To kick-off this initiative, DPA, UoM, and Fundação Getulio Vargas EAESP (FGV) jointly organized a workshop on Data Literacy and SDGs in Latin America. The workshop followed an open seminar on “Big Data for Social Good” which gathered over 80 participants from different sectors and discussed ongoing initiatives leveraging ‘big data’ for research and public policy in Brazil and Latin America at large. As a result of the workshop, a community of practice has been formed and participants have been invited to private working groups on Slack.  Read an article about this event in Folha de São Paulo here, or learn more about the EmpoderaData event here.

Workshop with IBGE & ECLAC

On November 2019, Data-Pop Alliance, ECLAC and IBGE conducted the first technical workshop in Rio de Janeiro. This was the first time that Data-Pop Alliance organized a three-day training tailored particularly for the needs of the staff at the Brazilian National Statistical Office (IBGE). The goal was helping them to build and strengthen internal capacities to leverage web data collection and analysis in their projects. 

Workshop with CETIC & NIC

Data-Pop Alliance has offered trainings in São Paulo with the Regional Center for Studies on the Development of the Information Society (CETIC) and the Brazilian Network Information Center (NIC) annually from 2016 through 2019. The most recent edition included a session by Emmanuel Letouzé titled “Data for public statistics: Data Science, Big Data & Artificial Intelligence” in May 2019. View the prese​ntation here.

Workshop "Big Data, Digital Economy and Sustainable Development" with ECLAC

In September 2017, Data-Pop Alliance conducted a training in conjunction with the UN Economic Commission for Latin America and the Caribbean (ECLAC) in São Paulo.
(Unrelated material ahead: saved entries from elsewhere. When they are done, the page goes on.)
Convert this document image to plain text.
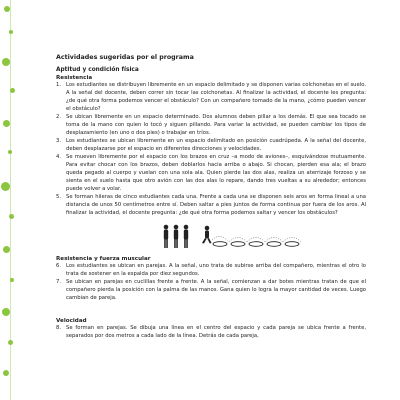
Actividades sugeridas por el programa
Aptitud y condición física
Resistencia
1. Los estudiantes se distribuyen libremente en un espacio delimitado y se disponen varias colchonetas en el suelo. A la señal del docente, deben correr sin tocar las colchonetas. Al finalizar la actividad, el docente les pregunta: ¿de qué otra forma podemos vencer el obstáculo? Con un compañero tomado de la mano, ¿cómo pueden vencer el obstáculo?
2. Se ubican libremente en un espacio determinado. Dos alumnos deben pillar a los demás. El que sea tocado se toma de la mano con quien lo tocó y siguen pillando. Para variar la actividad, se pueden cambiar los tipos de desplazamiento (en uno o dos pies) o trabajar en tríos.
3. Los estudiantes se ubican libremente en un espacio delimitado en posición cuadrúpeda. A la señal del docente, deben desplazarse por el espacio en diferentes direcciones y velocidades.
4. Se mueven libremente por el espacio con los brazos en cruz –a modo de aviones–, esquivándose mutuamente. Para evitar chocar con los brazos, deben doblarlos hacia arriba o abajo. Si chocan, pierden esa ala; el brazo queda pegado al cuerpo y vuelan con una sola ala. Quien pierde las dos alas, realiza un aterrizaje forzoso y se sienta en el suelo hasta que otro avión con las dos alas lo repare, dando tres vueltas a su alrededor; entonces puede volver a volar.
5. Se forman hileras de cinco estudiantes cada una. Frente a cada una se disponen seis aros en forma lineal a una distancia de unos 50 centímetros entre sí. Deben saltar a pies juntos de forma continua por fuera de los aros. Al finalizar la actividad, el docente pregunta: ¿de qué otra forma podemos saltar y vencer los obstáculos?
Resistencia y fuerza muscular
6. Los estudiantes se ubican en parejas. A la señal, uno trata de subirse arriba del compañero, mientras el otro lo trata de sostener en la espalda por diez segundos.
7. Se ubican en parejas en cuclillas frente a frente. A la señal, comienzan a dar botes mientras tratan de que el compañero pierda la posición con la palma de las manos. Gana quien lo logra la mayor cantidad de veces. Luego cambian de pareja.
Velocidad
8. Se forman en parejas. Se dibuja una línea en el centro del espacio y cada pareja se ubica frente a frente, separados por dos metros a cada lado de la línea. Detrás de cada pareja,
Over three days the more than 40 participants learned to develop and implement Big Data innovation projects, policies, and partnerships in support of sustainable development objectives. 

Click below to find more information on our capacity building workshops.


Reporting and Registering Domestic Violence Against Women and Girls in São Paulo and Bogotá: A Data-Driven Model

This project, developed between 2020 and 2021, aims to contribute to a better understanding of the factors that impact the reporting and registering of domestic violence against women and girls, particularly in the context of the COVID-19 pandemic. To achieve this goal, an analytical model was developed that uses traditional and non-traditional data to identify the multidimensional capabilities to report and register domestic VAWG at the locality level in Bogotá and São Paulo.

The project was developed with the support of Unidas, a network launched by the German Federal Foreign Office to foster dialogue between members and allies whose goal is to create equal opportunities and gender justice.

AI for mapping poverty hotspots in Brazil​

“Better data” is considered a key element to foster evidence-based policy, including targeting of social programs. One of the greatest challenges for inclusion in social programs throughout the country remains the “busca ativa” (active search) of potential beneficiaries, in particular those most marginalized. 

The objective of this project is to produce a pilot data product, leveraging Prosperia Lab’s technology for building high-resolution socioeconomic maps of large urban areas, based on high-resolution satellite imagery and artificial intelligence methods. In particular, the project aims at mapping extreme-poverty at low cost and throughout Brazil’s metropolitan areas. These maps in turn can constitute critical information for improving decisions of public institutions regarding where to deploy their social workers on the field, and ultimately reach the most marginalized populations. This proactive outreach is called “busca ativa”, and is considered one of the cornerstones of targeted social policies towards the end poverty (SDG 1). 

This project is co-led with Prosperia Labs, with funding from the MIT Sloan Office for Latin America.